Memos Ioannou

Personal information
- Born: 15 April 1958 (age 67) Athens, Greece
- Nationality: Greek
- Listed height: 6 ft 3 in (1.91 m)
- Listed weight: 195 lb (88 kg)

Career information
- Playing career: 1974–1993
- Position: Point guard / shooting guard
- Number: 14
- Coaching career: 1992–present

Career history

Playing
- 1974–1990: Panathinaikos
- 1990–1991: PAOK
- 1991–1993: Aris

Coaching
- 1992: Aris (player-coach)
- 1993–1994: Aris
- 1997–1999: APOEL
- 1999–2002: Keravnos
- 2003–2004: Ilysiakos
- 2004–2006: Panionios
- 2009–2011: Keravnos
- 2016–2017: Holargos

Career highlights
- As a player: 2× FIBA Saporta Cup champion (1991, 1993); 6× Greek League champion (1975, 1977, 1980, 1981, 1982, 1984); 5× Greek Cup winner (1979, 1982, 1983, 1986, 1992); As a head coach: Greek Cup winner (1992); 4× Cypriot League champion (1998–2001);

= Memos Ioannou =

Greek basketball player and coach

Agamemnon "Memos" Ioannou (Αγαμέμνων "Μέμος" Ιωάννου; born April 15, 1958, in Greece) is a retired Greek professional basketball player and coach.
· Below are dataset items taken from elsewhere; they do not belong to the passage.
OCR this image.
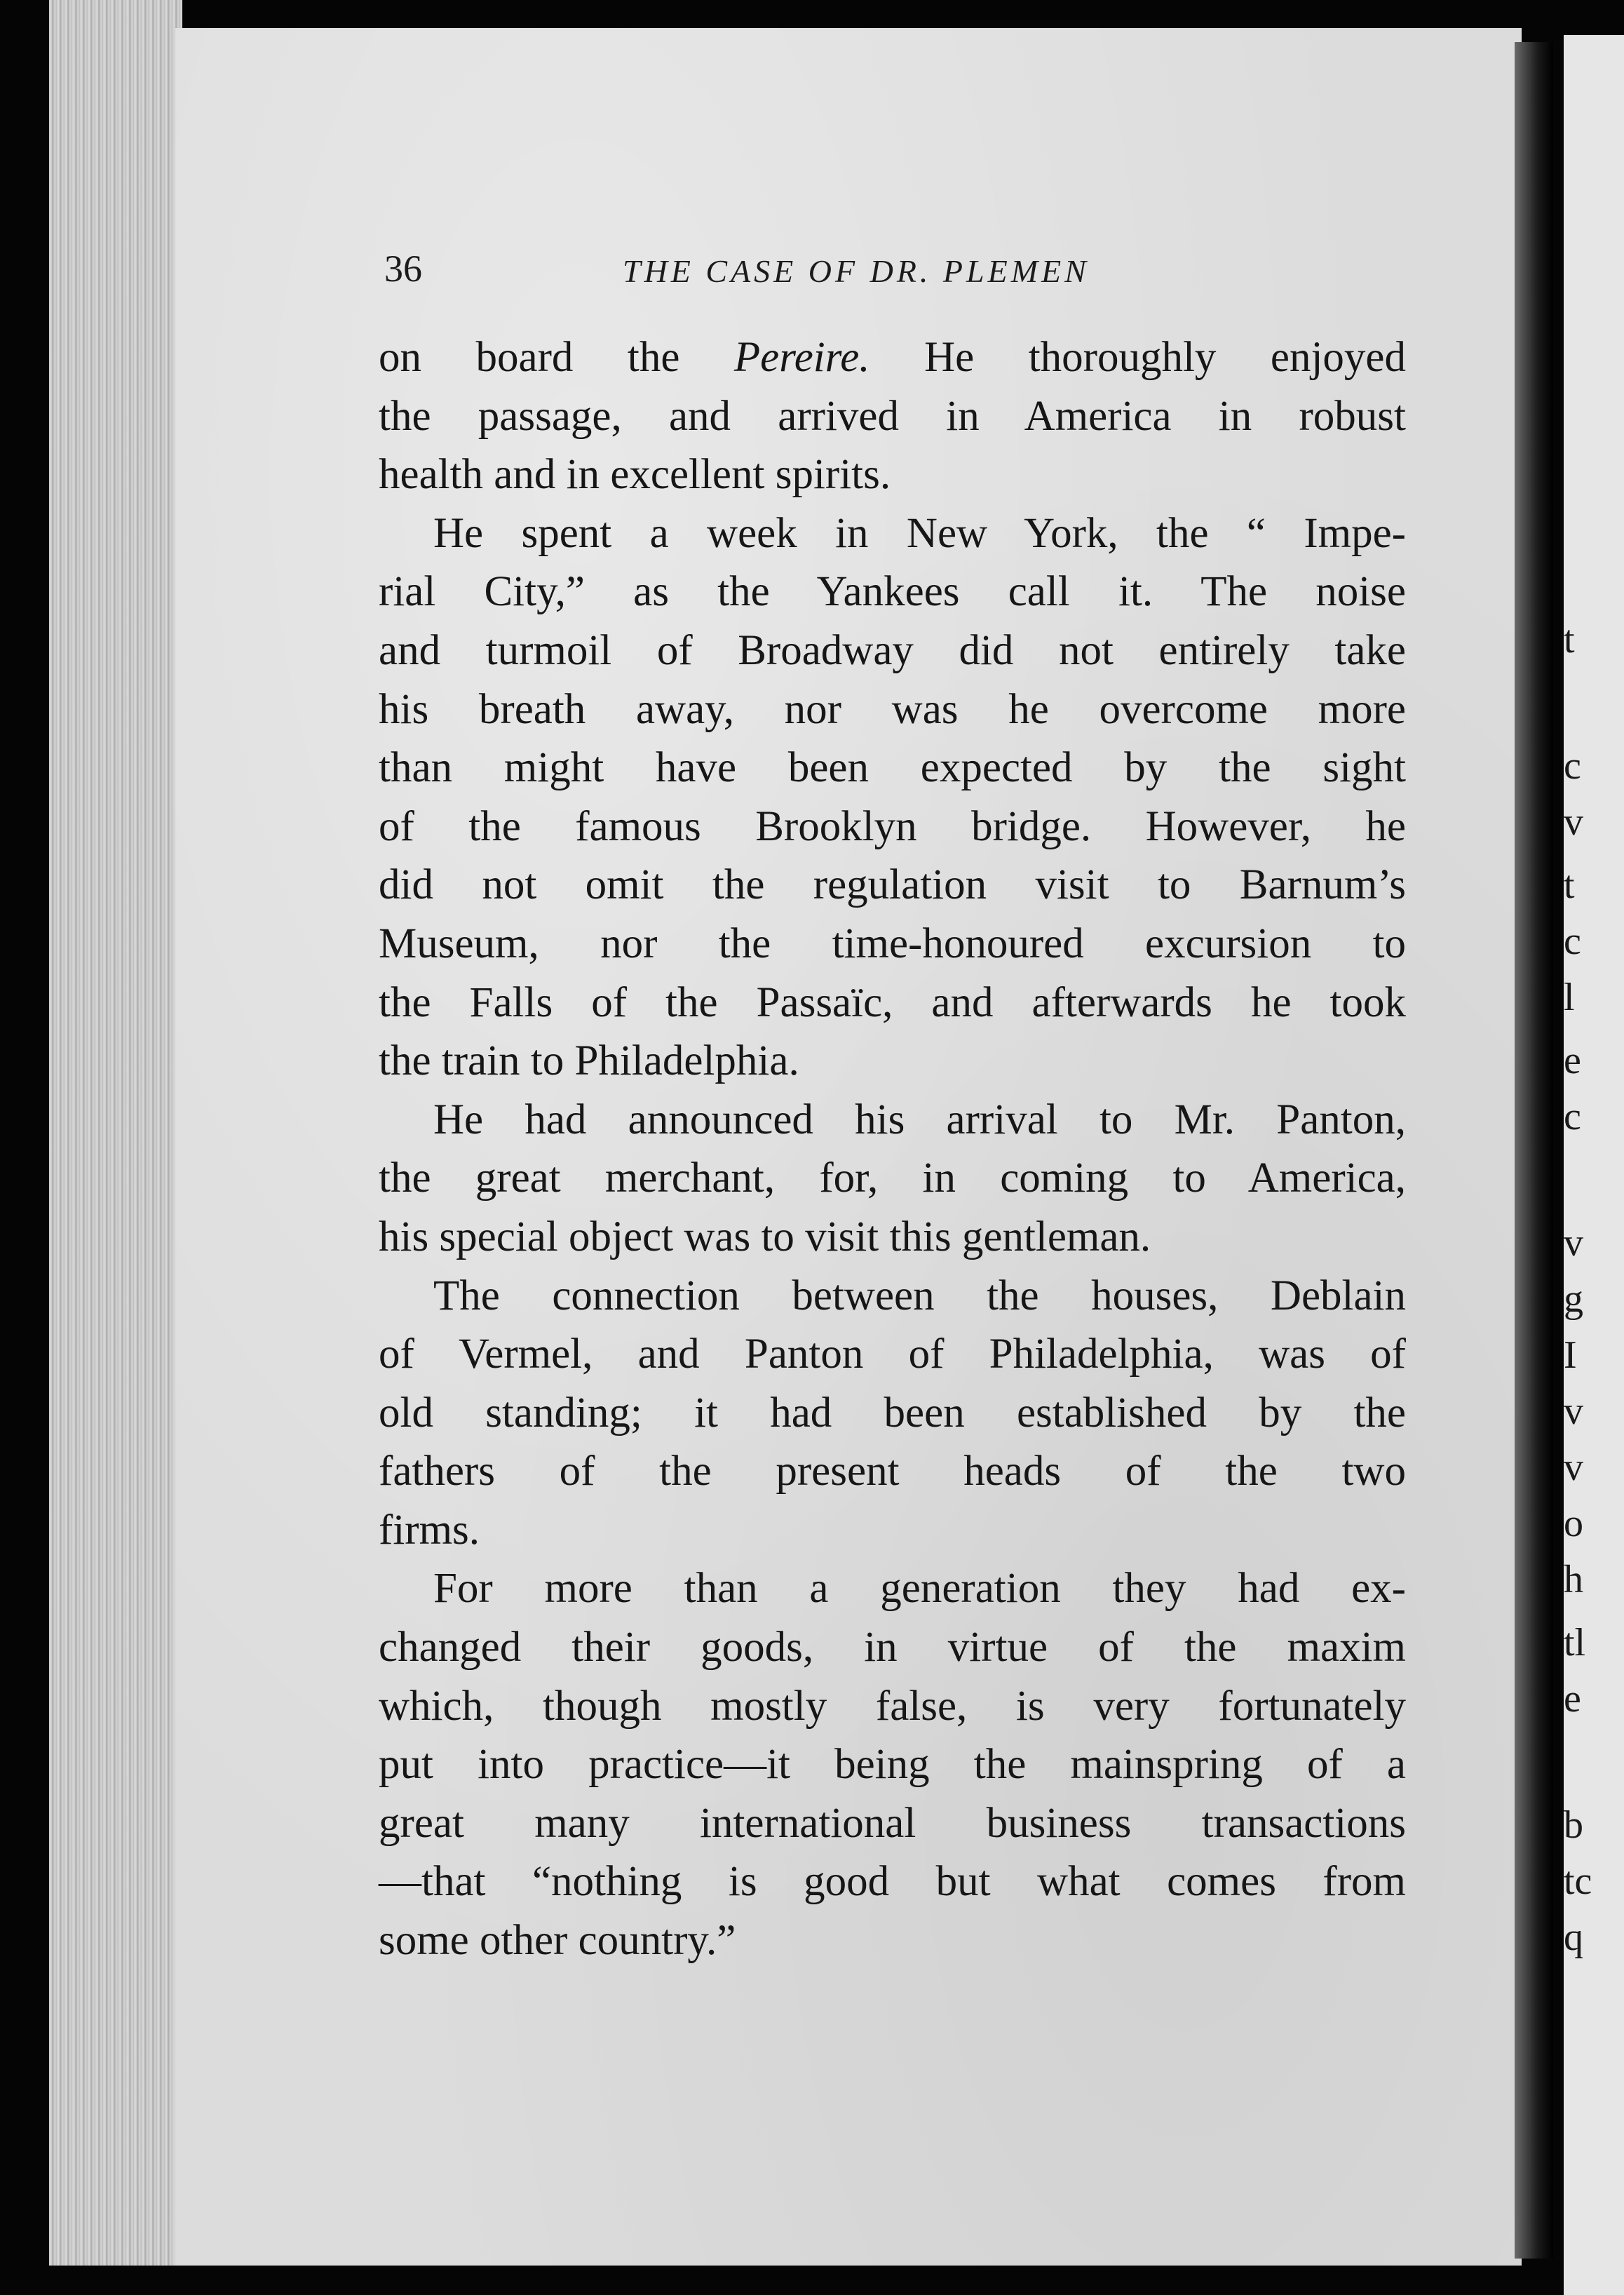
t
c
v
t
c
l
e
c
v
g
I
v
v
o
h
tl
e
b
tc
q
36	THE CASE OF DR. PLEMEN
on board the Pereire. He thoroughly enjoyed
the passage, and arrived in America in robust
health and in excellent spirits.
He spent a week in New York, the “ Impe-
rial City,” as the Yankees call it. The noise
and turmoil of Broadway did not entirely take
his breath away, nor was he overcome more
than might have been expected by the sight
of the famous Brooklyn bridge. However, he
did not omit the regulation visit to Barnum’s
Museum, nor the time-honoured excursion to
the Falls of the Passaïc, and afterwards he took
the train to Philadelphia.
He had announced his arrival to Mr. Panton,
the great merchant, for, in coming to America,
his special object was to visit this gentleman.
The connection between the houses, Deblain
of Vermel, and Panton of Philadelphia, was of
old standing; it had been established by the
fathers of the present heads of the two
firms.
For more than a generation they had ex-
changed their goods, in virtue of the maxim
which, though mostly false, is very fortunately
put into practice—it being the mainspring of a
great many international business transactions
—that “nothing is good but what comes from
some other country.”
At 6 ft 3 in, he played at the point guard and shooting guard positions.

==Professional career==
Ioannou had a successful playing career with Panathinaikos, as he won 6 Greek League championships (1975, 1977, 1980, 1981, 1982, 1984) and 4 Greek Cups (1979, 1982, 1983, 1986) with the club. He also won another Greek Cup with Aris, in the 1991–92 season. At that final, he was interim coach. In 1991, he won the FIBA European Cup Winners' Cup (later called FIBA Saporta Cup) championship, while playing with PAOK. In 1993, Ioannou won the FIBA European Cup again, this time while playing with Aris.

==National team career==
Ioannou was also a member of the senior men's Greek national team that won the gold medal at the 1987 FIBA EuroBasket. He also played at the 1988 FIBA European Olympic Qualifying Tournament and the 1990 FIBA World Championship.

==Coaching career==
After his playing career ended, Ioannou became a professional basketball coach. As a head coach, he won four Cypriot League championships, in the years 1998, 1999, 2000, and 2001.

==Personal life==
Ioannou is the father of the professional basketball player Stelios Ioannou. He also worked as a color commentator for EuroLeague and Greek Basket League game broadcasts, on Greek TV.